Halifax Seed Company
- Logo of the Halifax Seed Company
- Company type: Limited company
- Industry: Gardening
- Founded: 1866; 160 years ago in Halifax, Nova Scotia, Canada
- Area served: Atlantic Canada
- Key people: Tregunno family
- Products: Seeds, gardening and landscaping supplies
- Number of employees: 75 (2013)
- Website: www.halifaxseed.ca

= Halifax Seed Company =

Canadian company

The Halifax Seed Company is a Canadian company specializing in seeds and garden supplies. The company was founded in 1866 in Halifax, Nova Scotia, and is the oldest continuously operating family-owned seed company in Canada.

==History==
Halifax Seed was founded in 1866 on the Halifax Waterfront. Following the Halifax Explosion in 1917, the company relocated to Granville Street. (Note: Halifax Seed leased the building at 166 Granville Street prior to the Halifax Explosion.) In 1919, the company was purchased from J. Frank Crowe by D. G. Stewart. In 1925, Halifax Seed was purchased by Fred Tregunno, and in 1928 the company expanded their operations with the purchase of the Colley building on Granville Street. Tregunno owned the company up until his death in 1960, leaving the company to his sons Warren and Paul Tregunno. In 1948, Halifax Seed purchased the Carter Seed Company based in Charlottetown. The company's operations in Halifax were later relocated to Kane Street after the establishment of the Historic Properties in the late 1960s.

Warren Tregunno's son Tim became owner of the company in the 1980s. Tim was diagnosed with cancer in 2005, subsequently forming an advisory board in 2010 to plan for succession. He died on 25 February 2012, at the age of 55. After he died, the company was owned by his wife Nancy and her brother Mike Barclay, who was part-owner of the company since 1983.

In 2013, CBC News reported that Halifax Seed was the subject of a diplomatic cable released by WikiLeaks in the Kissinger cables. The unclassified cable referred to Halifax Seed as a "well established, reputable firm. Should be worthwhile trading partner for U.S. companies".

Halifax Seed closed their retail store during the COVID-19 pandemic in 2020, and shifted to online sales. With decreased demand from commercial greenhouse operators, the company began selling more small greenhouse kits to homeowners.

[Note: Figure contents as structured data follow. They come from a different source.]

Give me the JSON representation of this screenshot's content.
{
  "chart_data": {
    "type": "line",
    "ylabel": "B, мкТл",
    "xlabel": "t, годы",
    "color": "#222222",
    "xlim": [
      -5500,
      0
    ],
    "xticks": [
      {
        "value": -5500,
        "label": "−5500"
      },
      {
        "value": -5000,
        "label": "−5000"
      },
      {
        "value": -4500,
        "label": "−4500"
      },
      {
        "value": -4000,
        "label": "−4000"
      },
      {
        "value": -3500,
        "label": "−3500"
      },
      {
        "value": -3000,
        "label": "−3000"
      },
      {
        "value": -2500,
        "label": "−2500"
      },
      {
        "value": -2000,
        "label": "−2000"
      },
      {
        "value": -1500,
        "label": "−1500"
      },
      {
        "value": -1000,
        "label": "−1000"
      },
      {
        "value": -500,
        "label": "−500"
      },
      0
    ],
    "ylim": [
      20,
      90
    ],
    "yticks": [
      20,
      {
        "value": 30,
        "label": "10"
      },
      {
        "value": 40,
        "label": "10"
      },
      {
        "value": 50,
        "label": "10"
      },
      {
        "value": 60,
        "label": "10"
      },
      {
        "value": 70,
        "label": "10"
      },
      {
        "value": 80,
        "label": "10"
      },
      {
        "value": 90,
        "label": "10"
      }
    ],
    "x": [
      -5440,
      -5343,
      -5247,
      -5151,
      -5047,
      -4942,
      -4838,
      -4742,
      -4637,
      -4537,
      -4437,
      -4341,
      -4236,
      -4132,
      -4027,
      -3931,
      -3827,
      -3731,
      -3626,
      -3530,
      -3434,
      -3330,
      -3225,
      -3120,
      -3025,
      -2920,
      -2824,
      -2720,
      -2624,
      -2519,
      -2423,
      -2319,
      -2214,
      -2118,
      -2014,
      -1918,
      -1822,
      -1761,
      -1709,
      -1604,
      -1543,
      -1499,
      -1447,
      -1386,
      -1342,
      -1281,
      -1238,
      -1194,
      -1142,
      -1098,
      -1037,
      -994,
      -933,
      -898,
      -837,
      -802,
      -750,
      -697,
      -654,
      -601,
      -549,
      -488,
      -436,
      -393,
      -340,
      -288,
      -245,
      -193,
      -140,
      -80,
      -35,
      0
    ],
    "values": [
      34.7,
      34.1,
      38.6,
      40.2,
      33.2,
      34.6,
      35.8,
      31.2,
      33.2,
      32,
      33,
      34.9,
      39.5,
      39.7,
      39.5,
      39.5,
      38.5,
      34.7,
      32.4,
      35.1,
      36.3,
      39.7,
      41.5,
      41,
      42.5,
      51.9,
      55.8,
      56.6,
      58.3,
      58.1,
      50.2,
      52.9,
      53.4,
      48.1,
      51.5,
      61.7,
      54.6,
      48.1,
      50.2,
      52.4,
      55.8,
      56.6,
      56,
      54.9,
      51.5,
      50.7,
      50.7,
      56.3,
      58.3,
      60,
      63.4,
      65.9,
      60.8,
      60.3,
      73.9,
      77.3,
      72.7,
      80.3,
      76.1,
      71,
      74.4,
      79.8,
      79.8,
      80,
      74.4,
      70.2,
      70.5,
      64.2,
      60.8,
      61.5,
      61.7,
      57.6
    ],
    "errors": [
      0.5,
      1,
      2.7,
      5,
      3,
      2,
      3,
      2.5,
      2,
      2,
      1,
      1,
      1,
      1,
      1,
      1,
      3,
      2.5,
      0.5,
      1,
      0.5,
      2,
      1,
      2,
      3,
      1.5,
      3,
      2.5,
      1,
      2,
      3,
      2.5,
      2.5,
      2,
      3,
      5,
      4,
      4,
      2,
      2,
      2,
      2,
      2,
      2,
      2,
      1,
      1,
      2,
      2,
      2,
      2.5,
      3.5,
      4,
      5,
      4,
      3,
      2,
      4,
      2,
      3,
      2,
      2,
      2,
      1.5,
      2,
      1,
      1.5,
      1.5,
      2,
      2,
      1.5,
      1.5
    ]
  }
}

In 2025, Halifax Seed partnered with the K.C. Irving Environmental Sciences Centre and the Harriet Irving Botanical Gardens at Acadia University to preserve two native plants: the Cutleaf Coneflower and the Joe-Pye Weed. The company offered seeds for the plants as a limited-time sale, with one dollar from each sale supporting student research at the environmental sciences centre.

Halifax Seed is operated by Emily Tregunno and her sister Alison as of 2018, making it the oldest continuously operating family-owned seed company in Canada. The company received the Family Enterprise of the Year Award from the Canadian Association of Family Enterprise.

==Products and locations==
Halifax Seed offers seeds, gardening and landscaping materials, golf course supplies, and equipment for professional growers. The company employs 75 people as of 2013, and has two retail locations: one in Halifax, and the other in Saint John, New Brunswick.

The company opened their Saint John location in 1957. Before this, they sold their products through the National Packing Company on Union Street; after National Packing ceased operations, Halifax Seed established their presence in Saint John on Main Street. In 1982, Halifax Seed moved to a new 3000 sqft wholesale and retail location on Rothesay Avenue, with the grand opening marking 25 years of the company's presence in the city.